People needed someone, other than their neighbors, to blame for the misfortune and Roy and the department gave them Phil’s head on a platter – so to speak.

However, Merrimack isn’t the only city struggling to kick off a deep blanket of snow.

In Boston, Charlotte Wilder penned “A Breakup Letter to Snow From the City of Boston,” which quickly became viral on social media.
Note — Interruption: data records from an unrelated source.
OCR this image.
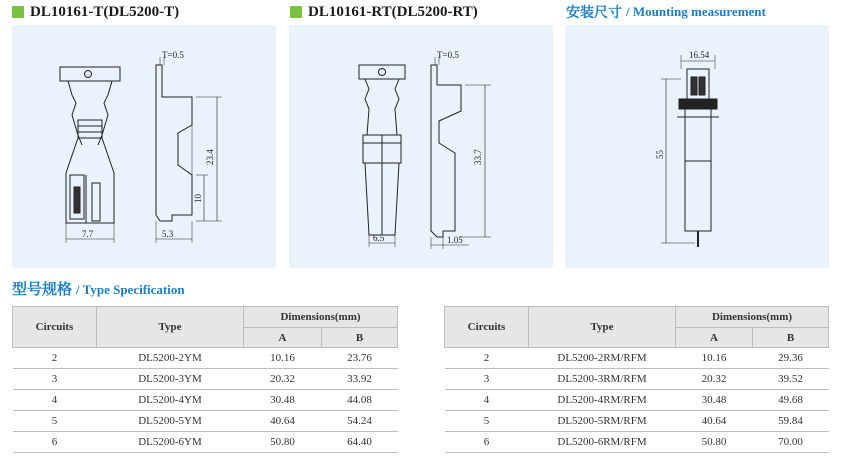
DL10161-T(DL5200-T)	DL10161-RT(DL5200-RT)	安装尺寸 / Mounting measurement
7.7
T=0.5
23.4
10
5.3	6.5
T=0.5
33.7
1.05
16.54
55
型号规格 / Type Specification
Circuits	Type	Dimensions(mm)	
		A	B
2	DL5200-2YM	10.16	23.76
3	DL5200-3YM	20.32	33.92
4	DL5200-4YM	30.48	44.08
5	DL5200-5YM	40.64	54.24
6	DL5200-6YM	50.80	64.40
Circuits	Type	Dimensions(mm)	
		A	B
2	DL5200-2RM/RFM	10.16	29.36
3	DL5200-3RM/RFM	20.32	39.52
4	DL5200-4RM/RFM	30.48	49.68
5	DL5200-5RM/RFM	40.64	59.84
6	DL5200-6RM/RFM	50.80	70.00
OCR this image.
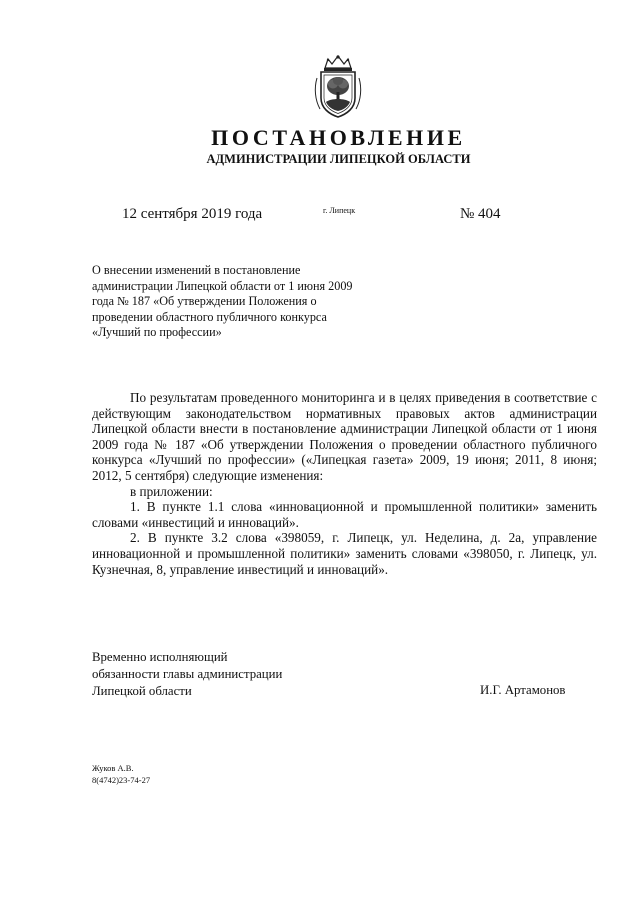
ПОСТАНОВЛЕНИЕ
АДМИНИСТРАЦИИ ЛИПЕЦКОЙ ОБЛАСТИ
12 сентября 2019 года	г. Липецк	№ 404
О внесении изменений в постановление администрации Липецкой области от 1 июня 2009 года № 187 «Об утверждении Положения о проведении областного публичного конкурса «Лучший по профессии»

По результатам проведенного мониторинга и в целях приведения в соответствие с действующим законодательством нормативных правовых актов администрации Липецкой области внести в постановление администрации Липецкой области от 1 июня 2009 года № 187 «Об утверждении Положения о проведении областного публичного конкурса «Лучший по профессии» («Липецкая газета» 2009, 19 июня; 2011, 8 июня; 2012, 5 сентября) следующие изменения:

в приложении:

1. В пункте 1.1 слова «инновационной и промышленной политики» заменить словами «инвестиций и инноваций».

2. В пункте 3.2 слова «398059, г. Липецк, ул. Неделина, д. 2а, управление инновационной и промышленной политики» заменить словами «398050, г. Липецк, ул. Кузнечная, 8, управление инвестиций и инноваций».

Временно исполняющий
обязанности главы администрации
Липецкой области	И.Г. Артамонов
Жуков А.В.
8(4742)23-74-27
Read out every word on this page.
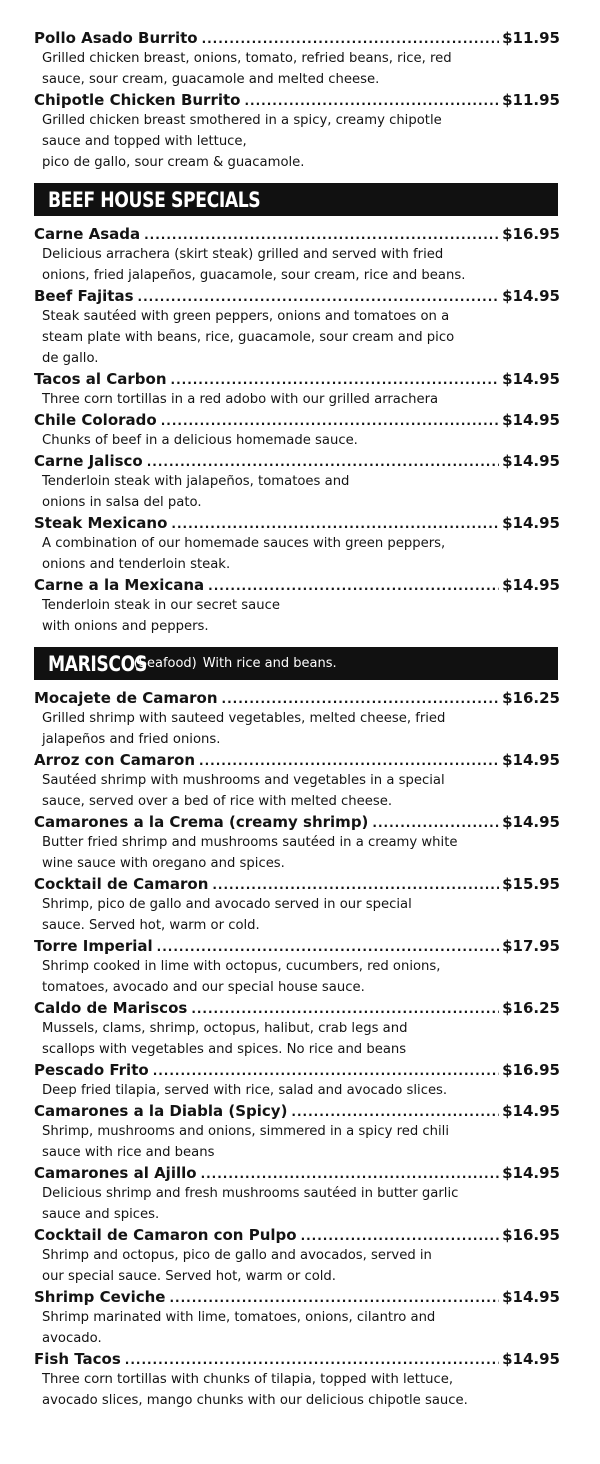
Pollo Asado Burrito .....	$11.95
Grilled chicken breast, onions, tomato, refried beans, rice, red
sauce, sour cream, guacamole and melted cheese.
Chipotle Chicken Burrito .....	$11.95
Grilled chicken breast smothered in a spicy, creamy chipotle
sauce and topped with lettuce,
pico de gallo, sour cream & guacamole.
BEEF HOUSE SPECIALS
Carne Asada .....	$16.95
Delicious arrachera (skirt steak) grilled and served with fried
onions, fried jalapeños, guacamole, sour cream, rice and beans.
Beef Fajitas .....	$14.95
Steak sautéed with green peppers, onions and tomatoes on a
steam plate with beans, rice, guacamole, sour cream and pico
de gallo.
Tacos al Carbon .....	$14.95
Three corn tortillas in a red adobo with our grilled arrachera
Chile Colorado .....	$14.95
Chunks of beef in a delicious homemade sauce.
Carne Jalisco .....	$14.95
Tenderloin steak with jalapeños, tomatoes and
onions in salsa del pato.
Steak Mexicano .....	$14.95
A combination of our homemade sauces with green peppers,
onions and tenderloin steak.
Carne a la Mexicana .....	$14.95
Tenderloin steak in our secret sauce
with onions and peppers.
MARISCOS
(Seafood) With rice and beans.
Mocajete de Camaron .....	$16.25
Grilled shrimp with sauteed vegetables, melted cheese, fried
jalapeños and fried onions.
Arroz con Camaron .....	$14.95
Sautéed shrimp with mushrooms and vegetables in a special
sauce, served over a bed of rice with melted cheese.
Camarones a la Crema (creamy shrimp) .....	$14.95
Butter fried shrimp and mushrooms sautéed in a creamy white
wine sauce with oregano and spices.
Cocktail de Camaron .....	$15.95
Shrimp, pico de gallo and avocado served in our special
sauce. Served hot, warm or cold.
Torre Imperial .....	$17.95
Shrimp cooked in lime with octopus, cucumbers, red onions,
tomatoes, avocado and our special house sauce.
Caldo de Mariscos .....	$16.25
Mussels, clams, shrimp, octopus, halibut, crab legs and
scallops with vegetables and spices. No rice and beans
Pescado Frito .....	$16.95
Deep fried tilapia, served with rice, salad and avocado slices.
Camarones a la Diabla (Spicy) .....	$14.95
Shrimp, mushrooms and onions, simmered in a spicy red chili
sauce with rice and beans
Camarones al Ajillo .....	$14.95
Delicious shrimp and fresh mushrooms sautéed in butter garlic
sauce and spices.
Cocktail de Camaron con Pulpo .....	$16.95
Shrimp and octopus, pico de gallo and avocados, served in
our special sauce. Served hot, warm or cold.
Shrimp Ceviche .....	$14.95
Shrimp marinated with lime, tomatoes, onions, cilantro and
avocado.
Fish Tacos .....	$14.95
Three corn tortillas with chunks of tilapia, topped with lettuce,
avocado slices, mango chunks with our delicious chipotle sauce.
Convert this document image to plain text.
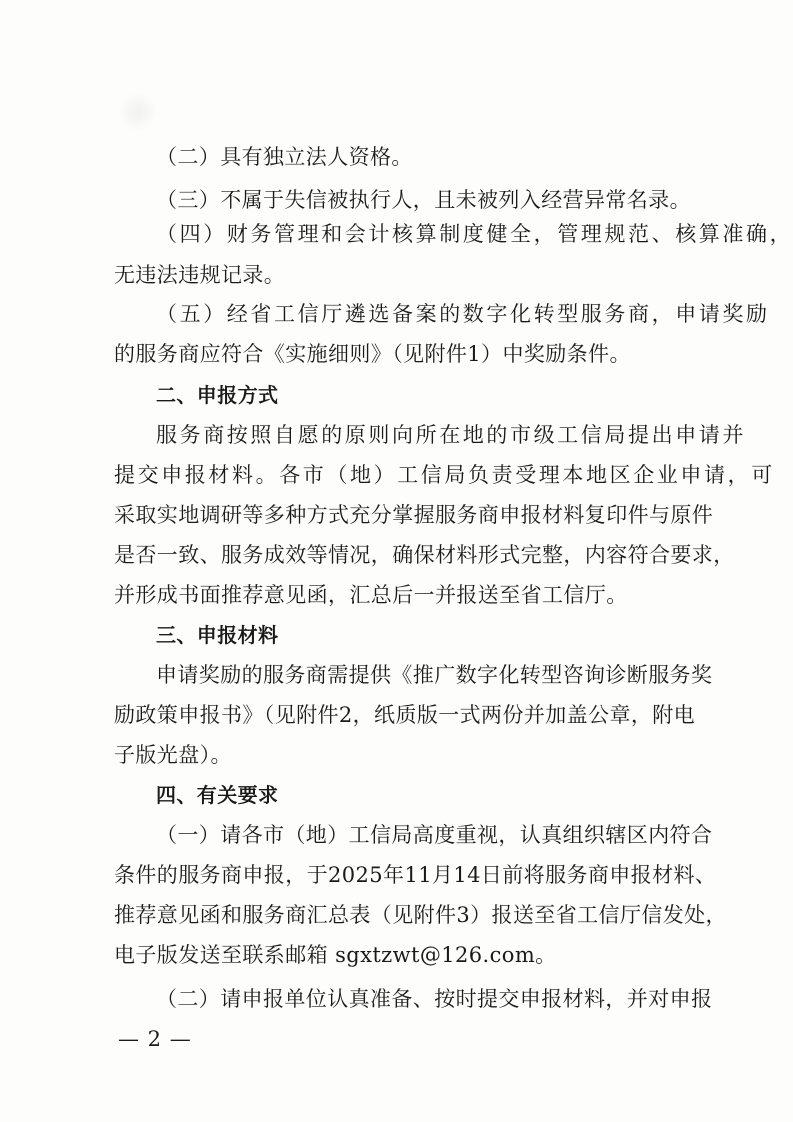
（二）具有独立法人资格。
（三）不属于失信被执行人，且未被列入经营异常名录。
（四）财务管理和会计核算制度健全，管理规范、核算准确，
无违法违规记录。
（五）经省工信厅遴选备案的数字化转型服务商，申请奖励
的服务商应符合《实施细则》（见附件1）中奖励条件。
二、申报方式
服务商按照自愿的原则向所在地的市级工信局提出申请并
提交申报材料。各市（地）工信局负责受理本地区企业申请，可
采取实地调研等多种方式充分掌握服务商申报材料复印件与原件
是否一致、服务成效等情况，确保材料形式完整，内容符合要求，
并形成书面推荐意见函，汇总后一并报送至省工信厅。
三、申报材料
申请奖励的服务商需提供《推广数字化转型咨询诊断服务奖
励政策申报书》（见附件2，纸质版一式两份并加盖公章，附电
子版光盘）。
四、有关要求
（一）请各市（地）工信局高度重视，认真组织辖区内符合
条件的服务商申报，于2025年11月14日前将服务商申报材料、
推荐意见函和服务商汇总表（见附件3）报送至省工信厅信发处，
电子版发送至联系邮箱 sgxtzwt@126.com。
（二）请申报单位认真准备、按时提交申报材料，并对申报
— 2 —
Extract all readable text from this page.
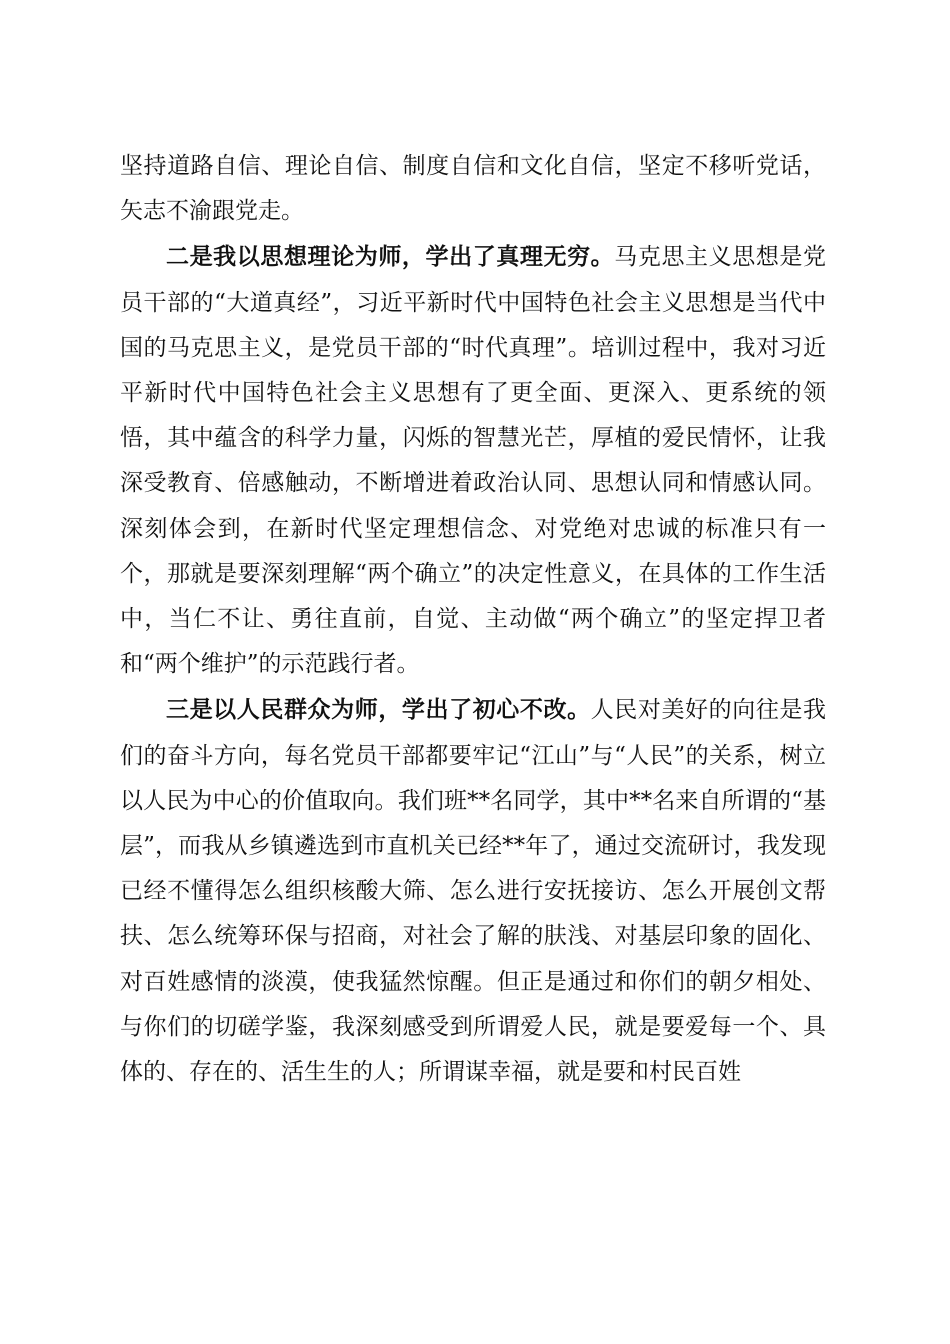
坚持道路自信、理论自信、制度自信和文化自信，坚定不移听党话，矢志不渝跟党走。

二是我以思想理论为师，学出了真理无穷。马克思主义思想是党员干部的“大道真经”，习近平新时代中国特色社会主义思想是当代中国的马克思主义，是党员干部的“时代真理”。培训过程中，我对习近平新时代中国特色社会主义思想有了更全面、更深入、更系统的领悟，其中蕴含的科学力量，闪烁的智慧光芒，厚植的爱民情怀，让我深受教育、倍感触动，不断增进着政治认同、思想认同和情感认同。深刻体会到，在新时代坚定理想信念、对党绝对忠诚的标准只有一个，那就是要深刻理解“两个确立”的决定性意义，在具体的工作生活中，当仁不让、勇往直前，自觉、主动做“两个确立”的坚定捍卫者和“两个维护”的示范践行者。

三是以人民群众为师，学出了初心不改。人民对美好的向往是我们的奋斗方向，每名党员干部都要牢记“江山”与“人民”的关系，树立以人民为中心的价值取向。我们班**名同学，其中**名来自所谓的“基层”，而我从乡镇遴选到市直机关已经**年了，通过交流研讨，我发现已经不懂得怎么组织核酸大筛、怎么进行安抚接访、怎么开展创文帮扶、怎么统筹环保与招商，对社会了解的肤浅、对基层印象的固化、对百姓感情的淡漠，使我猛然惊醒。但正是通过和你们的朝夕相处、与你们的切磋学鉴，我深刻感受到所谓爱人民，就是要爱每一个、具体的、存在的、活生生的人；所谓谋幸福，就是要和村民百姓
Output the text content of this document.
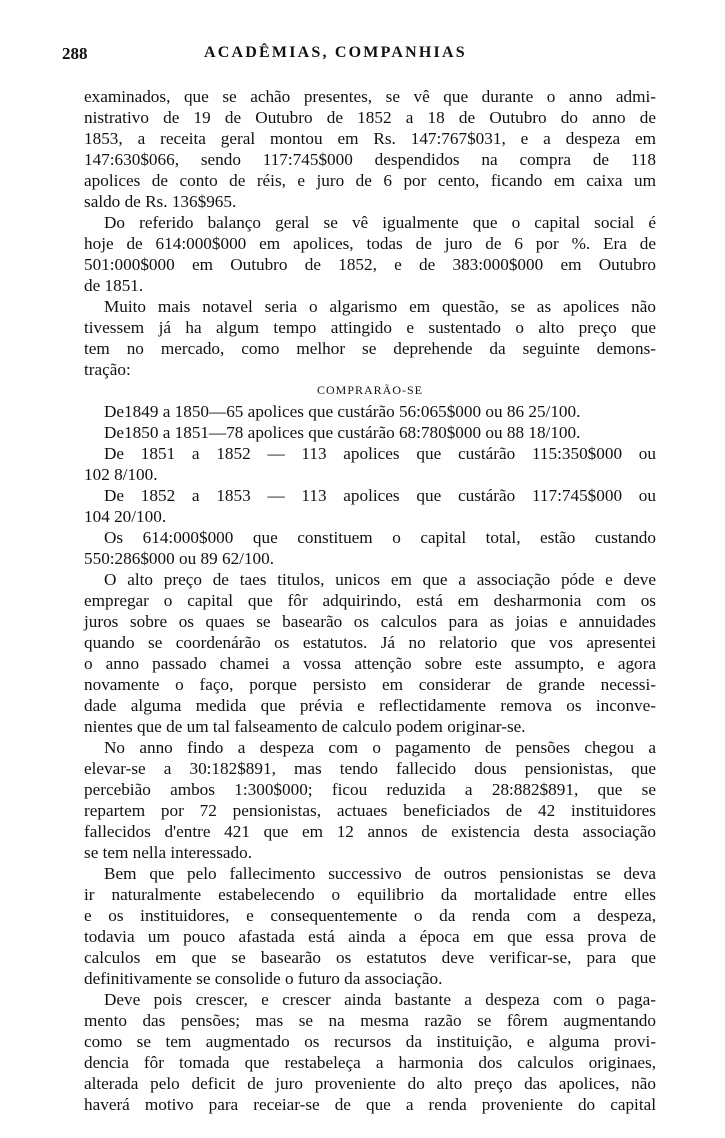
288	ACADÊMIAS, COMPANHIAS
examinados, que se achão presentes, se vê que durante o anno admi-
nistrativo de 19 de Outubro de 1852 a 18 de Outubro do anno de
1853, a receita geral montou em Rs. 147:767$031, e a despeza em
147:630$066, sendo 117:745$000 despendidos na compra de 118
apolices de conto de réis, e juro de 6 por cento, ficando em caixa um
saldo de Rs. 136$965.
Do referido balanço geral se vê igualmente que o capital social é
hoje de 614:000$000 em apolices, todas de juro de 6 por %. Era de
501:000$000 em Outubro de 1852, e de 383:000$000 em Outubro
de 1851.
Muito mais notavel seria o algarismo em questão, se as apolices não
tivessem já ha algum tempo attingido e sustentado o alto preço que
tem no mercado, como melhor se deprehende da seguinte demons-
tração:
COMPRARÃO-SE
De1849 a 1850—65 apolices que custárão 56:065$000 ou 86 25/100.
De1850 a 1851—78 apolices que custárão 68:780$000 ou 88 18/100.
De 1851 a 1852 — 113 apolices que custárão 115:350$000 ou
102 8/100.
De 1852 a 1853 — 113 apolices que custárão 117:745$000 ou
104 20/100.
Os 614:000$000 que constituem o capital total, estão custando
550:286$000 ou 89 62/100.
O alto preço de taes titulos, unicos em que a associação póde e deve
empregar o capital que fôr adquirindo, está em desharmonia com os
juros sobre os quaes se basearão os calculos para as joias e annuidades
quando se coordenárão os estatutos. Já no relatorio que vos apresentei
o anno passado chamei a vossa attenção sobre este assumpto, e agora
novamente o faço, porque persisto em considerar de grande necessi-
dade alguma medida que prévia e reflectidamente remova os inconve-
nientes que de um tal falseamento de calculo podem originar-se.
No anno findo a despeza com o pagamento de pensões chegou a
elevar-se a 30:182$891, mas tendo fallecido dous pensionistas, que
percebião ambos 1:300$000; ficou reduzida a 28:882$891, que se
repartem por 72 pensionistas, actuaes beneficiados de 42 instituidores
fallecidos d'entre 421 que em 12 annos de existencia desta associação
se tem nella interessado.
Bem que pelo fallecimento successivo de outros pensionistas se deva
ir naturalmente estabelecendo o equilibrio da mortalidade entre elles
e os instituidores, e consequentemente o da renda com a despeza,
todavia um pouco afastada está ainda a época em que essa prova de
calculos em que se basearão os estatutos deve verificar-se, para que
definitivamente se consolide o futuro da associação.
Deve pois crescer, e crescer ainda bastante a despeza com o paga-
mento das pensões; mas se na mesma razão se fôrem augmentando
como se tem augmentado os recursos da instituição, e alguma provi-
dencia fôr tomada que restabeleça a harmonia dos calculos originaes,
alterada pelo deficit de juro proveniente do alto preço das apolices, não
haverá motivo para receiar-se de que a renda proveniente do capital
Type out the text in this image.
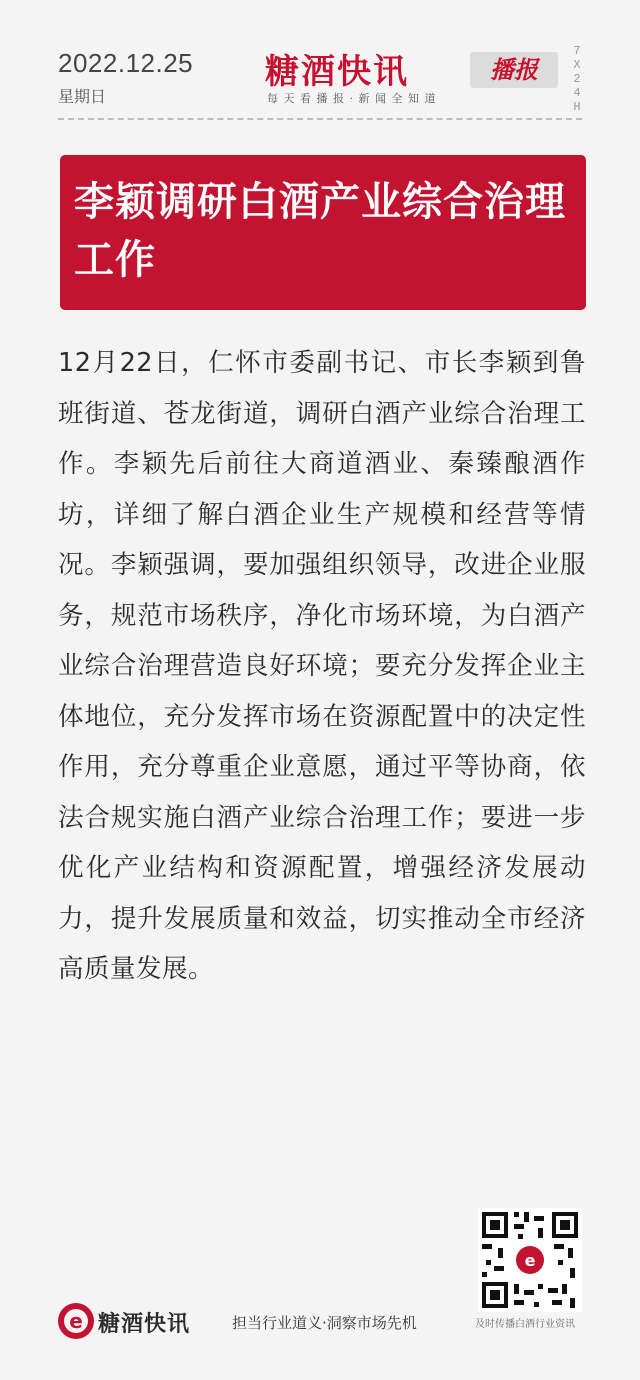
2022.12.25
星期日
糖酒快讯	播报
每天看播报·新闻全知道
7X24H
李颖调研白酒产业综合治理工作
12月22日，仁怀市委副书记、市长李颖到鲁班街道、苍龙街道，调研白酒产业综合治理工作。李颖先后前往大商道酒业、秦臻酿酒作坊，详细了解白酒企业生产规模和经营等情况。李颖强调，要加强组织领导，改进企业服务，规范市场秩序，净化市场环境，为白酒产业综合治理营造良好环境；要充分发挥企业主体地位，充分发挥市场在资源配置中的决定性作用，充分尊重企业意愿，通过平等协商，依法合规实施白酒产业综合治理工作；要进一步优化产业结构和资源配置，增强经济发展动力，提升发展质量和效益，切实推动全市经济高质量发展。
e
e 糖酒快讯	担当行业道义·洞察市场先机	及时传播白酒行业资讯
Dear Snow, I could say “it’s not you, it’s me,” but that would be the biggest lie I’ve told since I promised the British they wouldn’t get shot at if they showed up by sea. It is you. It’s 100 percent you.”

Twitter is rife with tweets that range from moping to coping by donning bikinis and running out into the white stuff.

A series of Snowman prank videos centering around a large snowman standing on a corner in various New England states and randomly coming to life and scaring the daylights out of residents has been popular since late November 2014.

However, in the past some residents took to attacking the snowman in what might be a case of displaced aggression.

On the other hand, those in the Northeast should know that there are people willing to pay to be in the snow.

The Crazy Camps website offers Crazy Snow Camps that sound very much like those currently snowbound. An international mix of people “Cooking, eating & cleaning together. Crazy group games.”